Valérie Rouzeau :Vrouz, La Table ronde.

samedi 26 juin 2010

Quand je me deux

Si d’entrée, le « deux » du titre peut étonner – qui vient du verbe « se douloir » (souffrir, se plaindre, ressentir de la douleur) et du vieux français « deulx »- on se dit très vite, dès les premières pages du livre, que nul autre verbe n’aurait pu saisir avec autant de force et d’acuité ce que Valérie Rouzeau nous propose ici. Pour ce faire, pour donner ainsi, il lui faut désamorcer la douleur, tenir la corde à distance, ne jamais lui laisser trop de champ. Autrement dit se prémunir, ne pas se morfondre, ne pas glisser dans des territoires sans fond. Elle sait, comme tout un chacun, que « la route du berceau à la tombe offre quelques méchants cailloux » et qu’il vaut mieux, à défaut d’avoir pu les éviter, trouver des remèdes pour en guérir plutôt que de se complaire dans l’infection des plaies.
« J’ai perdu les pédales alors je vais à pied comme un tout seul nuage une montagne déplacée Mais vous m’en direz tant et vous n’aurez pas tort comme moyen de transport il y a la métaphore La figure du poème vous porte tout là-bas aussi bien que le train ou le vélomoteur le patin à roulettes le roller le scooter la planche l’aéroplane ».

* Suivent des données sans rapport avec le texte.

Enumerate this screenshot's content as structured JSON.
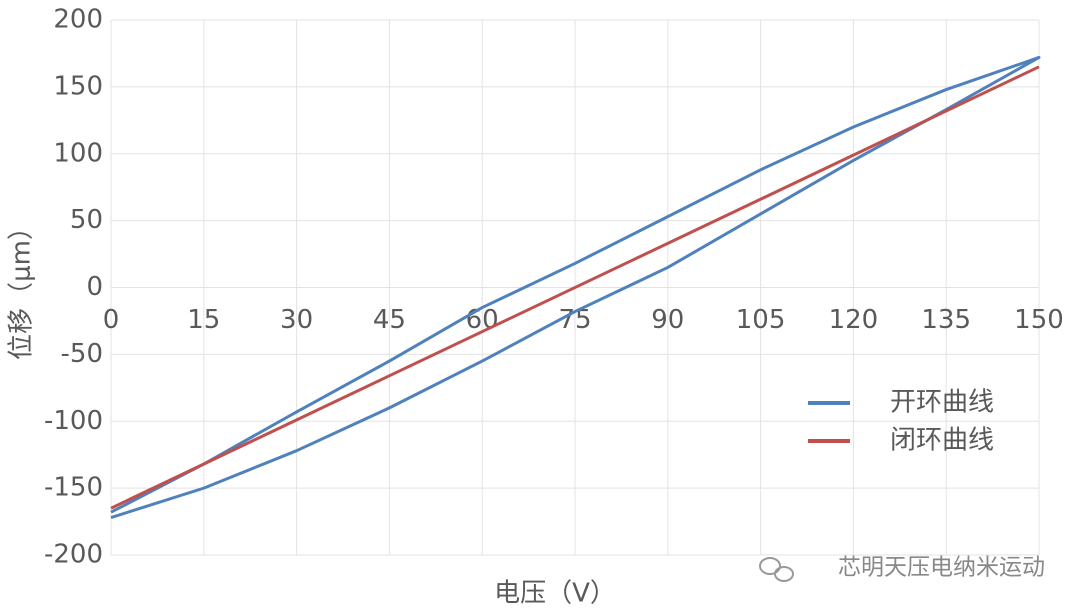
{
  "chart_data": {
    "type": "line",
    "xlabel": "电压（V）",
    "ylabel": "位移（μm）",
    "xlim": [
      0,
      150
    ],
    "ylim": [
      -200,
      200
    ],
    "xticks": [
      0,
      15,
      30,
      45,
      60,
      75,
      90,
      105,
      120,
      135,
      150
    ],
    "yticks": [
      -200,
      -150,
      -100,
      -50,
      0,
      50,
      100,
      150,
      200
    ],
    "grid": true,
    "legend": "right",
    "series": [
      {
        "name": "开环曲线",
        "color": "#4f81bd",
        "x": [
          0,
          15,
          30,
          45,
          60,
          75,
          90,
          105,
          120,
          135,
          150,
          135,
          120,
          105,
          90,
          75,
          60,
          45,
          30,
          15,
          0
        ],
        "values": [
          -172,
          -150,
          -122,
          -90,
          -55,
          -18,
          15,
          55,
          95,
          133,
          172,
          148,
          120,
          88,
          53,
          18,
          -15,
          -55,
          -93,
          -132,
          -168
        ]
      },
      {
        "name": "闭环曲线",
        "color": "#c0504d",
        "x": [
          0,
          150
        ],
        "values": [
          -165,
          165
        ]
      }
    ],
    "watermark": "芯明天压电纳米运动"
  }
}
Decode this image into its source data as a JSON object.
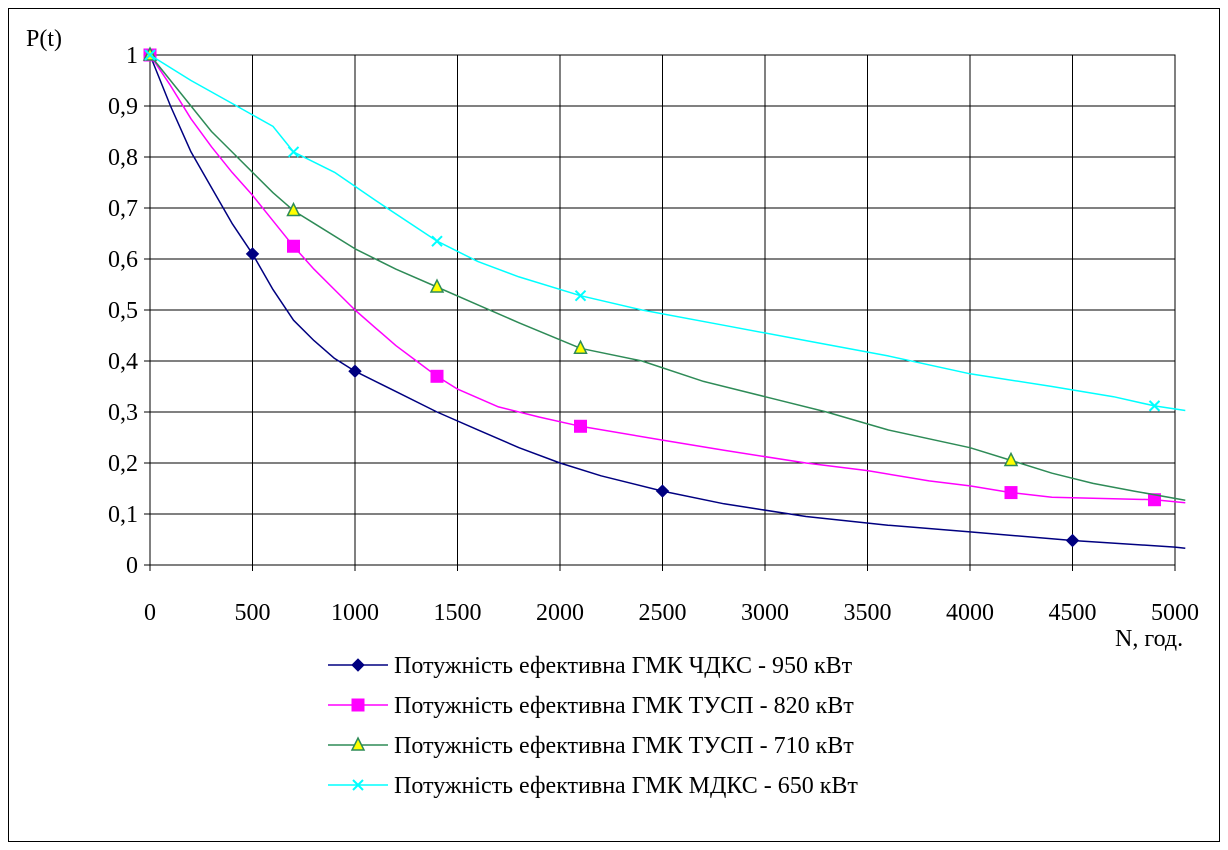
{
  "chart_data": {
    "type": "line",
    "title": "",
    "ylabel": "P(t)",
    "xlabel": "N, год.",
    "xlim": [
      0,
      5000
    ],
    "ylim": [
      0,
      1
    ],
    "x_ticks": [
      "0",
      "500",
      "1000",
      "1500",
      "2000",
      "2500",
      "3000",
      "3500",
      "4000",
      "4500",
      "5000"
    ],
    "y_ticks": [
      "0",
      "0,1",
      "0,2",
      "0,3",
      "0,4",
      "0,5",
      "0,6",
      "0,7",
      "0,8",
      "0,9",
      "1"
    ],
    "grid": true,
    "legend_position": "bottom",
    "series": [
      {
        "name": "Потужність ефективна ГМК ЧДКС - 950 кВт",
        "color": "#000080",
        "marker": "diamond",
        "curve": [
          [
            0,
            1
          ],
          [
            100,
            0.9
          ],
          [
            200,
            0.81
          ],
          [
            300,
            0.74
          ],
          [
            400,
            0.67
          ],
          [
            500,
            0.61
          ],
          [
            600,
            0.54
          ],
          [
            700,
            0.48
          ],
          [
            800,
            0.44
          ],
          [
            900,
            0.405
          ],
          [
            1000,
            0.38
          ],
          [
            1200,
            0.34
          ],
          [
            1400,
            0.3
          ],
          [
            1600,
            0.265
          ],
          [
            1800,
            0.23
          ],
          [
            2000,
            0.2
          ],
          [
            2200,
            0.175
          ],
          [
            2500,
            0.145
          ],
          [
            2800,
            0.12
          ],
          [
            3200,
            0.095
          ],
          [
            3600,
            0.078
          ],
          [
            4000,
            0.065
          ],
          [
            4500,
            0.048
          ],
          [
            5000,
            0.035
          ],
          [
            5050,
            0.033
          ]
        ],
        "markers": [
          [
            0,
            1
          ],
          [
            500,
            0.61
          ],
          [
            1000,
            0.38
          ],
          [
            2500,
            0.145
          ],
          [
            4500,
            0.048
          ]
        ]
      },
      {
        "name": "Потужність ефективна ГМК ТУСП - 820 кВт",
        "color": "#FF00FF",
        "marker": "square",
        "curve": [
          [
            0,
            1
          ],
          [
            100,
            0.94
          ],
          [
            200,
            0.875
          ],
          [
            300,
            0.82
          ],
          [
            400,
            0.77
          ],
          [
            500,
            0.725
          ],
          [
            600,
            0.675
          ],
          [
            700,
            0.625
          ],
          [
            800,
            0.58
          ],
          [
            900,
            0.54
          ],
          [
            1000,
            0.5
          ],
          [
            1100,
            0.465
          ],
          [
            1200,
            0.43
          ],
          [
            1300,
            0.4
          ],
          [
            1400,
            0.37
          ],
          [
            1500,
            0.345
          ],
          [
            1700,
            0.31
          ],
          [
            1900,
            0.29
          ],
          [
            2100,
            0.272
          ],
          [
            2500,
            0.245
          ],
          [
            2800,
            0.225
          ],
          [
            3200,
            0.2
          ],
          [
            3500,
            0.185
          ],
          [
            3800,
            0.165
          ],
          [
            4000,
            0.155
          ],
          [
            4200,
            0.142
          ],
          [
            4400,
            0.133
          ],
          [
            4900,
            0.128
          ],
          [
            5050,
            0.122
          ]
        ],
        "markers": [
          [
            0,
            1
          ],
          [
            700,
            0.625
          ],
          [
            1400,
            0.37
          ],
          [
            2100,
            0.272
          ],
          [
            4200,
            0.142
          ],
          [
            4900,
            0.128
          ]
        ]
      },
      {
        "name": "Потужність ефективна ГМК ТУСП - 710 кВт",
        "color": "#2E8B57",
        "marker": "triangle",
        "curve": [
          [
            0,
            1
          ],
          [
            100,
            0.95
          ],
          [
            200,
            0.9
          ],
          [
            300,
            0.85
          ],
          [
            400,
            0.81
          ],
          [
            500,
            0.77
          ],
          [
            600,
            0.73
          ],
          [
            700,
            0.695
          ],
          [
            800,
            0.67
          ],
          [
            1000,
            0.62
          ],
          [
            1200,
            0.58
          ],
          [
            1400,
            0.545
          ],
          [
            1600,
            0.51
          ],
          [
            1800,
            0.475
          ],
          [
            2100,
            0.425
          ],
          [
            2400,
            0.4
          ],
          [
            2700,
            0.36
          ],
          [
            3000,
            0.33
          ],
          [
            3300,
            0.3
          ],
          [
            3600,
            0.265
          ],
          [
            4000,
            0.23
          ],
          [
            4200,
            0.205
          ],
          [
            4400,
            0.18
          ],
          [
            4600,
            0.16
          ],
          [
            4800,
            0.145
          ],
          [
            5050,
            0.127
          ]
        ],
        "markers": [
          [
            0,
            1
          ],
          [
            700,
            0.695
          ],
          [
            1400,
            0.545
          ],
          [
            2100,
            0.425
          ],
          [
            4200,
            0.205
          ]
        ]
      },
      {
        "name": "Потужність ефективна ГМК МДКС - 650 кВт",
        "color": "#00FFFF",
        "marker": "x",
        "curve": [
          [
            0,
            1
          ],
          [
            200,
            0.95
          ],
          [
            400,
            0.905
          ],
          [
            600,
            0.86
          ],
          [
            700,
            0.81
          ],
          [
            900,
            0.77
          ],
          [
            1100,
            0.715
          ],
          [
            1400,
            0.635
          ],
          [
            1600,
            0.595
          ],
          [
            1800,
            0.565
          ],
          [
            2100,
            0.528
          ],
          [
            2400,
            0.5
          ],
          [
            2800,
            0.47
          ],
          [
            3200,
            0.44
          ],
          [
            3600,
            0.41
          ],
          [
            4000,
            0.375
          ],
          [
            4400,
            0.35
          ],
          [
            4700,
            0.33
          ],
          [
            4900,
            0.312
          ],
          [
            5050,
            0.303
          ]
        ],
        "markers": [
          [
            0,
            1
          ],
          [
            700,
            0.81
          ],
          [
            1400,
            0.635
          ],
          [
            2100,
            0.528
          ],
          [
            4900,
            0.312
          ]
        ]
      }
    ]
  }
}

Les vrais remèdes sont là. Concoctés par elle à l’aide de syllabes qui se télescopent, d’une syntaxe qui s’emboîte (jusque dans l’imprévu), d’un lexique ajusté (et parfois détourné), de bribes captées au vol dans ses lectures et restituées (« mes mots des autres ») avec cette vivacité tonique et instantanée qui lui permet – quand tout, tout autour s’assombrit – de remonter à la surface et à la lumière en un clin d’œil.

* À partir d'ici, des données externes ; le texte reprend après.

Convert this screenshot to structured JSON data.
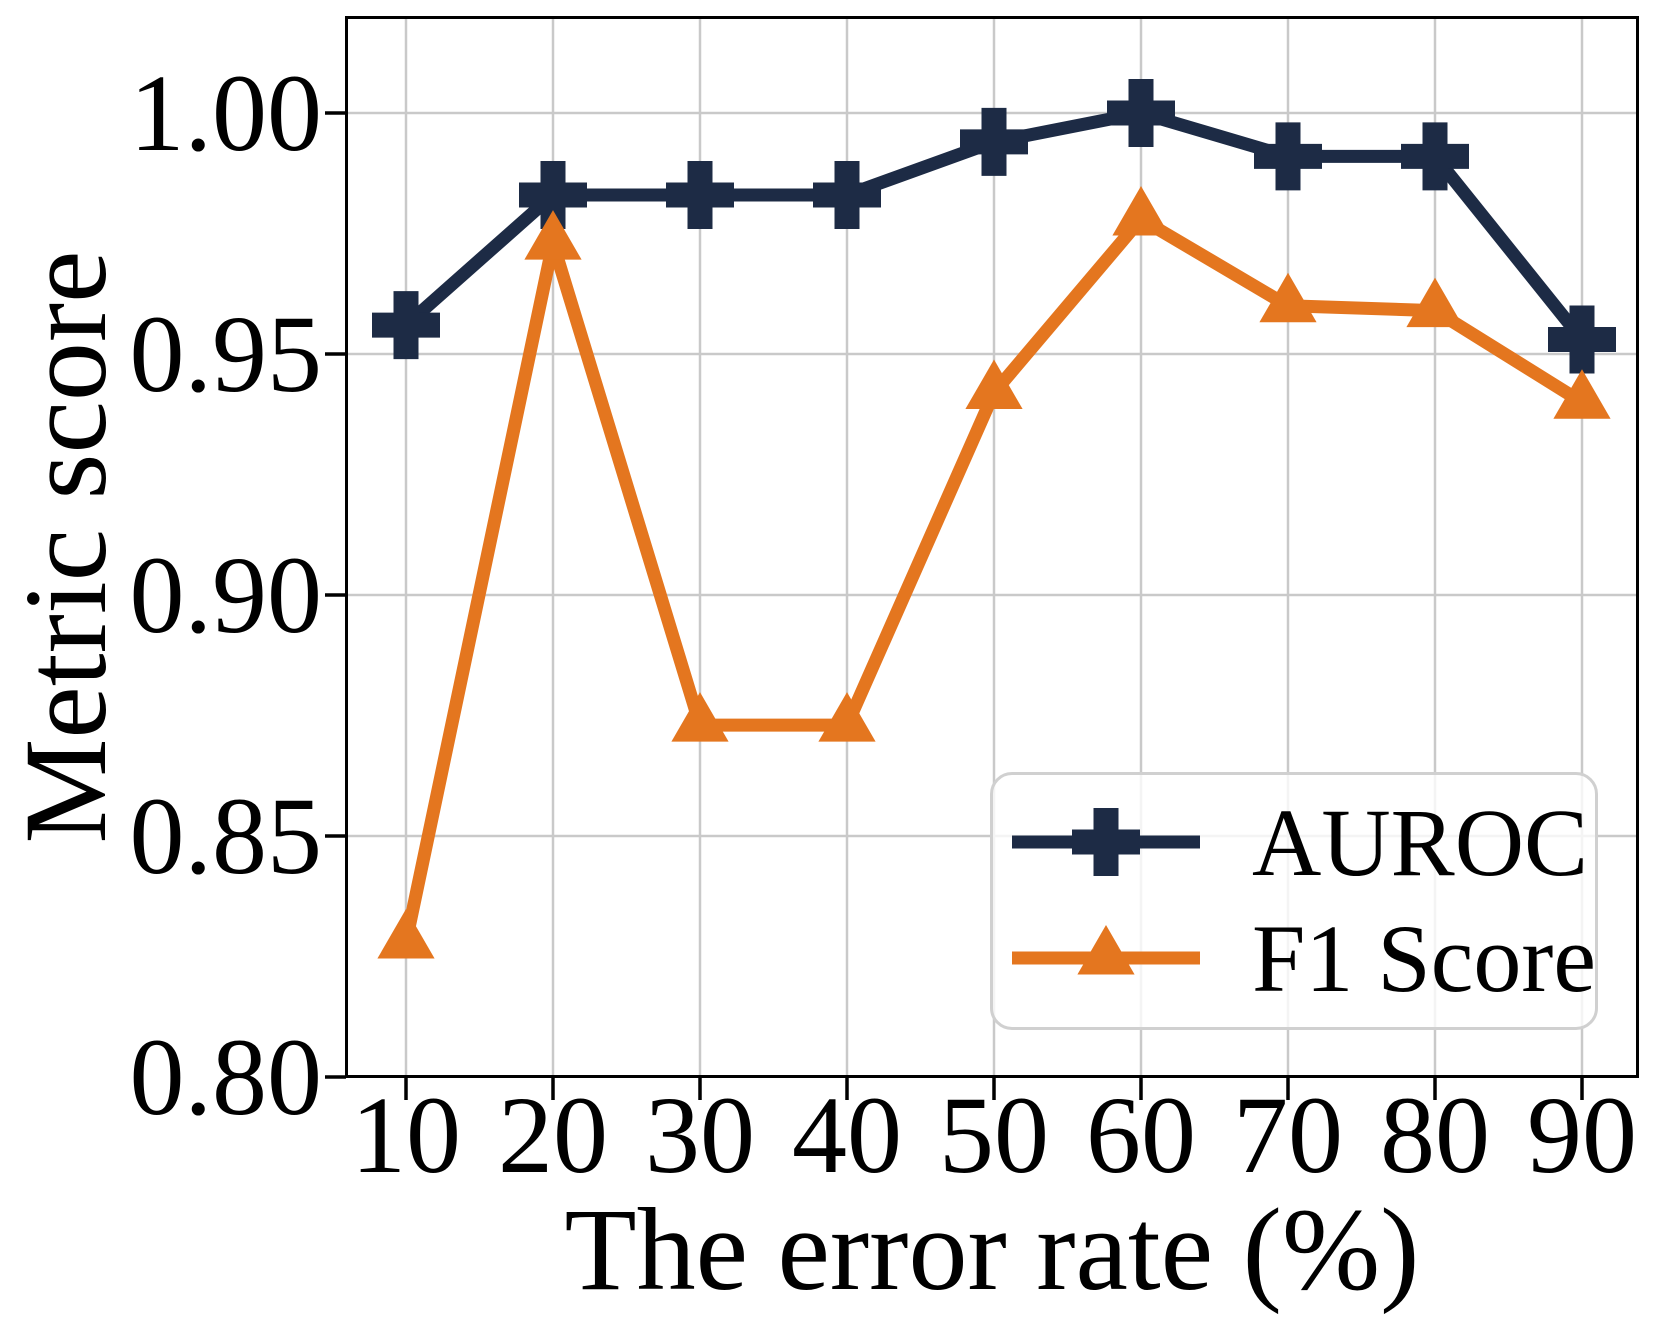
{
  "figure": {
    "background": "#ffffff",
    "plot": {
      "spine_color": "#000000",
      "grid_color": "#c9c9c9",
      "tick_color": "#000000"
    },
    "axes": {
      "x_label": "The error rate (%)",
      "y_label": "Metric score",
      "x_tick_labels": [
        "10",
        "20",
        "30",
        "40",
        "50",
        "60",
        "70",
        "80",
        "90"
      ],
      "y_tick_labels": [
        "1.00",
        "0.95",
        "0.90",
        "0.85",
        "0.80"
      ]
    }
  },
  "legend": {
    "items": [
      {
        "label": "AUROC",
        "marker": "plus-marker-icon",
        "color": "#1d2b45"
      },
      {
        "label": "F1 Score",
        "marker": "triangle-marker-icon",
        "color": "#e4761f"
      }
    ]
  },
  "chart_data": {
    "type": "line",
    "title": "",
    "xlabel": "The error rate (%)",
    "ylabel": "Metric score",
    "x": [
      10,
      20,
      30,
      40,
      50,
      60,
      70,
      80,
      90
    ],
    "series": [
      {
        "name": "AUROC",
        "color": "#1d2b45",
        "marker": "plus",
        "values": [
          0.956,
          0.983,
          0.983,
          0.983,
          0.994,
          1.0,
          0.991,
          0.991,
          0.953
        ]
      },
      {
        "name": "F1 Score",
        "color": "#e4761f",
        "marker": "triangle",
        "values": [
          0.828,
          0.973,
          0.873,
          0.873,
          0.942,
          0.978,
          0.96,
          0.959,
          0.94
        ]
      }
    ],
    "xlim": [
      6,
      94
    ],
    "ylim": [
      0.8,
      1.02
    ],
    "y_ticks": [
      1.0,
      0.95,
      0.9,
      0.85,
      0.8
    ],
    "x_ticks": [
      10,
      20,
      30,
      40,
      50,
      60,
      70,
      80,
      90
    ],
    "grid": true,
    "legend_position": "lower right"
  }
}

« Heureuse la qui comme moi n’est pas pendue dans l’arbre tout le long de l’avenue. »
Elle relie naturellement poèmes anciens à ceux du temps présent en mixant époques et frontières. Elle s’offre ainsi un vaste fonds commun dans lequel elle peut puiser, ramenant des pépites qu’elle prend plaisir à retravailler, leur donnant un autre impact, d’autres émotions, une autre vie.
Sa façon de faire (d’écrire) est, d’un bout à l’autre, durant les 41 sections (table en fin de volume) qui composent ce livre, stimulante et communicative. Une énergie vitale dont le secret tient peut-être à cette capacité qu’elle a de garder toujours l’enfance, la famille, les proches à portée de cœur et de mots tout en vivant intensément le présent et les rencontres qui le ponctuent.

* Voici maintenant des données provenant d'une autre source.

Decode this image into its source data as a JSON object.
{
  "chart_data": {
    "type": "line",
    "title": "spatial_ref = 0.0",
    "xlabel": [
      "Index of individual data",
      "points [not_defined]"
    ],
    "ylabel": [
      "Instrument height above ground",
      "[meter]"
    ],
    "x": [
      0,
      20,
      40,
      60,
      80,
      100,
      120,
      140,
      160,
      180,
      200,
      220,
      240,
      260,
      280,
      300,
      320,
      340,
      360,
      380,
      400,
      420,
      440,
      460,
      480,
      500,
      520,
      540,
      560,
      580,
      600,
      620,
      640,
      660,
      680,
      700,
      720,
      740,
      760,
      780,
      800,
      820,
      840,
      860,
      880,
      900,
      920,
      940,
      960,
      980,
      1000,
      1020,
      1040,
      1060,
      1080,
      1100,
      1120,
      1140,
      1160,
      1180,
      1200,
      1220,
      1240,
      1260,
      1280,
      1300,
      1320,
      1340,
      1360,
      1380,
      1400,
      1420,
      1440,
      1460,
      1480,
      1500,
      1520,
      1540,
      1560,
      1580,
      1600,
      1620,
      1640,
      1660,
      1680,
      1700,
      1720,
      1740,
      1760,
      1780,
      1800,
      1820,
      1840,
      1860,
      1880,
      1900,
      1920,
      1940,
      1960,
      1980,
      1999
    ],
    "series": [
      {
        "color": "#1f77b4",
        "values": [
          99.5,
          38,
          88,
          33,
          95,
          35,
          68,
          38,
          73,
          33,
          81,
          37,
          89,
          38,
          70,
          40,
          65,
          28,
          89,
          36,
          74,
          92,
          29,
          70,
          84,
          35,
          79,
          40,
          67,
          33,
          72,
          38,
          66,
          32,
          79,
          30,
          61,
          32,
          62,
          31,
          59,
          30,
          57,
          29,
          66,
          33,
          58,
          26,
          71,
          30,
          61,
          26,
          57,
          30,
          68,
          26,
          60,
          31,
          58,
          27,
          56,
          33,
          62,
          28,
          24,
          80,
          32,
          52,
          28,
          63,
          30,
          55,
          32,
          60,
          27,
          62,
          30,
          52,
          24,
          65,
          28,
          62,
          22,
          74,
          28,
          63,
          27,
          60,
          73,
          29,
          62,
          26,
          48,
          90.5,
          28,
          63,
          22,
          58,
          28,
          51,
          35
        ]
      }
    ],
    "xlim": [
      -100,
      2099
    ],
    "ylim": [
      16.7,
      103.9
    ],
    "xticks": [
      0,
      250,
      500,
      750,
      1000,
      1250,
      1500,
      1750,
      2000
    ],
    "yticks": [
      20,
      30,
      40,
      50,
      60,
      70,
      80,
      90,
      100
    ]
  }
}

« Mes amis poètes me disent attention au mot cœur il ne passe pas partout comme rossignol. »
Il y a de la virtuosité, du patchwork subtil, du mouvement, de la tristesse (mort de la grand-mère / grammaire), de la peur parfois (voir le poème du 28 février 2009), de l’imprévu (en loco avec John Giorno), un amant, de l’amitié, des détours, retours et quelques oiseaux (chanteurs, moqueurs) dans ce livre très habité, très animé et pour tout dire plein de présences vives. Qui saura y regarder de plus près y verra sans doute bien plus encore.
« Ne te tourmente pas tu es lancée partie Mords la vie mords la vie mords la vie mords la vie. »

Valérie Rouzeau : Quand je me deux, éditions Le temps qu'il fait.